Autrement dit, toutes les preuves que l’expérience aurait pu recueillir n’ont aucun intérêt; l’expérience, de par sa nature, a envoyé le mauvais message selon un gouvernement convaincu que le meilleur programme social se résume à un emploi. Il apparaît que le gouvernement n’a simplement pas cherché à savoir si le projet pilote améliorerait la santé physique et mentale des bénéficiaires, si l’insécurité alimentaire régresserait ou si les familles seraient en mesure de prendre de meilleures décisions financières, si le niveau de scolarité augmenterait ou si les personnes trouveraient des emplois de meilleure qualité.

L’idée même d’« argent sans aucune condition » va, semble-t-il, à l’encontre des valeurs politiques et sociales profondément ancrées du nouveau gouvernement qui veut notamment être reconnu pour raffermir le secteur de l’emploi, quels que soient les coûts ou les conséquences d’une telle politique.

L’expérience ontarienne ayant été approuvée par un comité d’éthique exigeant que les participants donnent leur consentement éclairé, 6 000 participants se sont donc inscrits, et 4 000 d’entre eux ont signé des lettres leur promettant un revenu de base durant trois ans. Par la suite, les médias ont rapporté que le ministre annulait le projet, sans préciser une transition pour les participants qui ne recevraient plus de financement. Pendant un mois complet, on a laissé les participants dans l’ignorance complète sur la suite des choses.

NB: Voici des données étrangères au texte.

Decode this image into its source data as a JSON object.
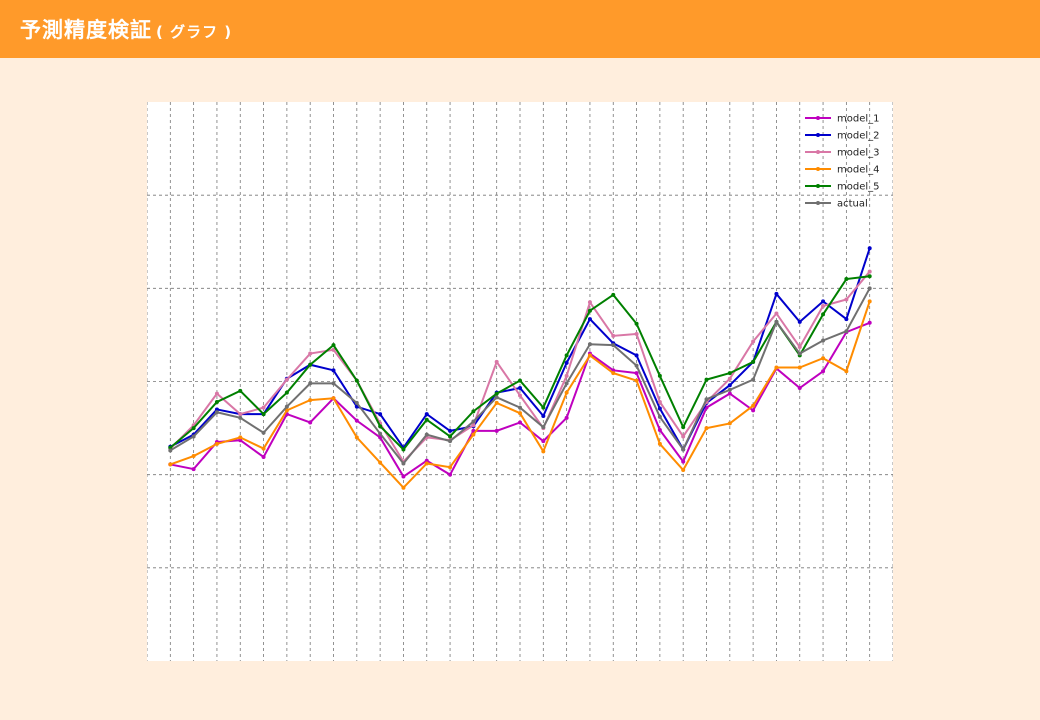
{
  "header": {
    "title": "予測精度検証",
    "subtitle": "( グラフ )"
  },
  "colors": {
    "header_bg": "#ff9a2a",
    "page_bg": "#ffeedd",
    "grid": "#777777"
  },
  "chart_data": {
    "type": "line",
    "x": [
      1,
      2,
      3,
      4,
      5,
      6,
      7,
      8,
      9,
      10,
      11,
      12,
      13,
      14,
      15,
      16,
      17,
      18,
      19,
      20,
      21,
      22,
      23,
      24,
      25,
      26,
      27,
      28,
      29,
      30,
      31
    ],
    "xlim": [
      0,
      32
    ],
    "ylim": [
      0,
      600
    ],
    "grid": {
      "x_step": 1,
      "y_step": 100
    },
    "legend_position": "top-right",
    "series": [
      {
        "name": "model_1",
        "color": "#bf00bf",
        "values": [
          211,
          206,
          235,
          237,
          219,
          265,
          256,
          282,
          258,
          240,
          198,
          215,
          200,
          247,
          247,
          256,
          236,
          261,
          330,
          312,
          309,
          248,
          214,
          272,
          287,
          269,
          314,
          293,
          311,
          353,
          363
        ]
      },
      {
        "name": "model_2",
        "color": "#0000cc",
        "values": [
          230,
          243,
          270,
          265,
          265,
          303,
          318,
          312,
          273,
          265,
          229,
          265,
          247,
          252,
          288,
          293,
          263,
          320,
          367,
          341,
          328,
          271,
          227,
          277,
          296,
          321,
          394,
          364,
          386,
          367,
          443
        ]
      },
      {
        "name": "model_3",
        "color": "#d977a6",
        "values": [
          228,
          253,
          287,
          265,
          272,
          302,
          330,
          334,
          301,
          255,
          214,
          240,
          237,
          253,
          321,
          285,
          250,
          306,
          385,
          349,
          351,
          278,
          241,
          278,
          303,
          343,
          373,
          337,
          381,
          388,
          418
        ]
      },
      {
        "name": "model_4",
        "color": "#ff8c00",
        "values": [
          211,
          220,
          233,
          240,
          228,
          269,
          280,
          282,
          240,
          213,
          186,
          212,
          208,
          243,
          277,
          266,
          225,
          288,
          328,
          309,
          301,
          233,
          205,
          250,
          255,
          274,
          315,
          315,
          325,
          311,
          386
        ]
      },
      {
        "name": "model_5",
        "color": "#008000",
        "values": [
          229,
          250,
          278,
          290,
          265,
          288,
          318,
          339,
          301,
          252,
          227,
          259,
          241,
          268,
          287,
          301,
          272,
          328,
          376,
          393,
          362,
          306,
          251,
          302,
          309,
          321,
          364,
          328,
          372,
          410,
          413
        ]
      },
      {
        "name": "actual",
        "color": "#707070",
        "values": [
          226,
          241,
          267,
          261,
          245,
          273,
          298,
          298,
          277,
          244,
          212,
          243,
          236,
          257,
          283,
          272,
          251,
          298,
          340,
          339,
          317,
          262,
          227,
          281,
          291,
          302,
          364,
          330,
          344,
          354,
          400
        ]
      }
    ]
  }
}
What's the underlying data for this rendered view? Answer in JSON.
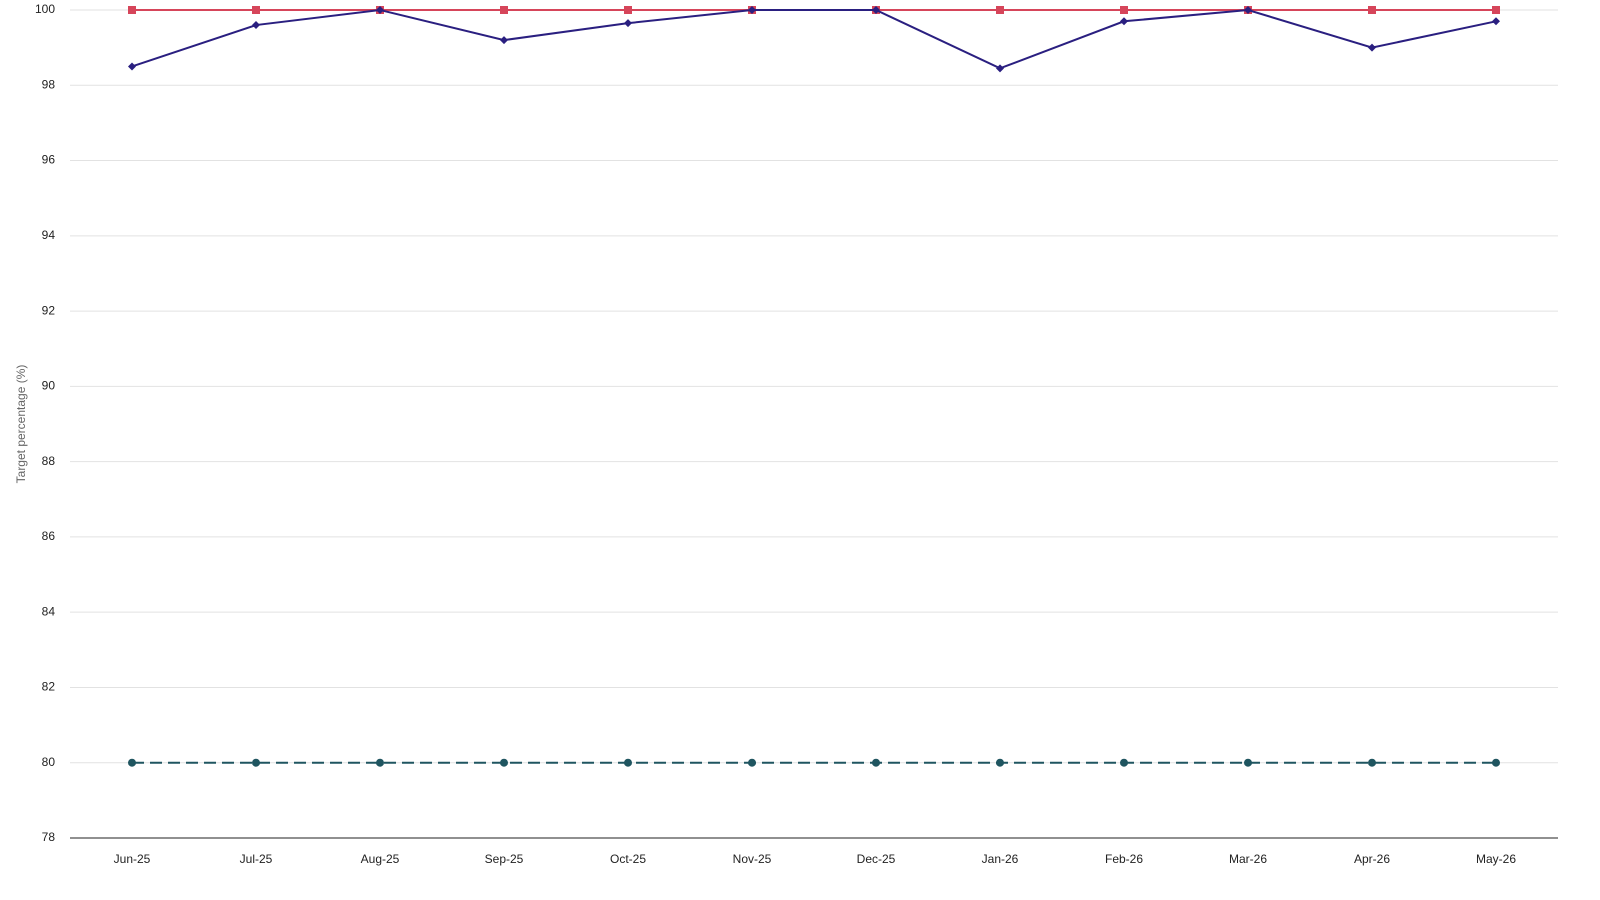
{
  "chart_data": {
    "type": "line",
    "y_label": "Target percentage (%)",
    "categories": [
      "Jun-25",
      "Jul-25",
      "Aug-25",
      "Sep-25",
      "Oct-25",
      "Nov-25",
      "Dec-25",
      "Jan-26",
      "Feb-26",
      "Mar-26",
      "Apr-26",
      "May-26"
    ],
    "series": [
      {
        "color": "#d6455a",
        "marker": "square",
        "dash": false,
        "values": [
          100,
          100,
          100,
          100,
          100,
          100,
          100,
          100,
          100,
          100,
          100,
          100
        ]
      },
      {
        "color": "#2a1f80",
        "marker": "diamond",
        "dash": false,
        "values": [
          98.5,
          99.6,
          100,
          99.2,
          99.65,
          100,
          100,
          98.45,
          99.7,
          100,
          99.0,
          99.7
        ]
      },
      {
        "color": "#1f5560",
        "marker": "circle",
        "dash": true,
        "values": [
          80,
          80,
          80,
          80,
          80,
          80,
          80,
          80,
          80,
          80,
          80,
          80
        ]
      }
    ],
    "ylim": [
      78,
      100
    ],
    "yticks": [
      78,
      80,
      82,
      84,
      86,
      88,
      90,
      92,
      94,
      96,
      98,
      100
    ],
    "grid": true
  }
}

Les chercheurs, habitués à être supervisés par des comités d’éthique, s’attendaient à ce que le ministère communique à tout le moins avec les participants et demande l’avis du comité d’éthique qui a approuvé l’expérience. Le ministère s’est donc trouvé coincé entre les attentes des politiciens utilisés pour fermer le robinet du « financement à la demande » et une infrastructure de recherche soucieuse de minimiser les dommages causés aux personnes par les expériences de recherche.

Lorsque des chercheurs universitaires tentent de mener des recherches pertinentes pour les politiques, on constate souvent au final que les élus ne prêtent aucune attention aux preuves jugées convaincantes par les chercheurs, tout simplement parce qu’elles ne traitent pas des valeurs sociales qui sous-tendent l’élaboration des politiques, du point de vue des politiciens. L’annulation du projet en Ontario montre que les efforts pour générer des preuves pertinentes pour l’élaboration de politique, dans le cadre d’un partenariat entre universitaires et décideurs au départ bien intentionnés, survivent rarement à une élection qui laisse place à un nouveau gouvernement, doté d’un nouvel ensemble de valeurs sociales.

Une politique fondée sur des données probantes est un objectif louable, mais notre expérience suggère que les chercheurs universitaires doivent se garder de former des partenariats avec des chercheurs gouvernementaux lorsque les résultats obtenus sont sensibles sur le plan politique.

Par ailleurs, dans le cadre de recherches, les gouvernements devraient reconnaître explicitement leurs obligations dictées par des directives en matière d’éthique qui régissent les chercheurs universitaires. Les politiciens sont en définitive responsables devant la population diversifiée qu’ils servent. En outre, les fonctionnaires et les politiciens qui s’engagent dans des recherches ont des obligations supplémentaires et particulières à l’égard des êtres humains vulnérables qui participent à des recherches.

Enfin, les chercheurs devraient hésiter avant d’entreprendre des partenariats de recherches pour lesquels le financement est sous la gouverne politique. Un organisme indépendant conçu pour superviser l’expérience responsable de répartir les fonds et de publier les résultats constituerait une solution de choix.

 

 

Evelyn L. Forget est l’auteure de l’ouvrage Basic Income for Canadians: the Key to a Healthier, Happier, More Secure Life for All (James Lorimer and Co.). Elle est économiste de la santé à l’Université du Manitoba et collaboratrice à EvidenceNetwork.ca attaché à l’Université de Winnipeg.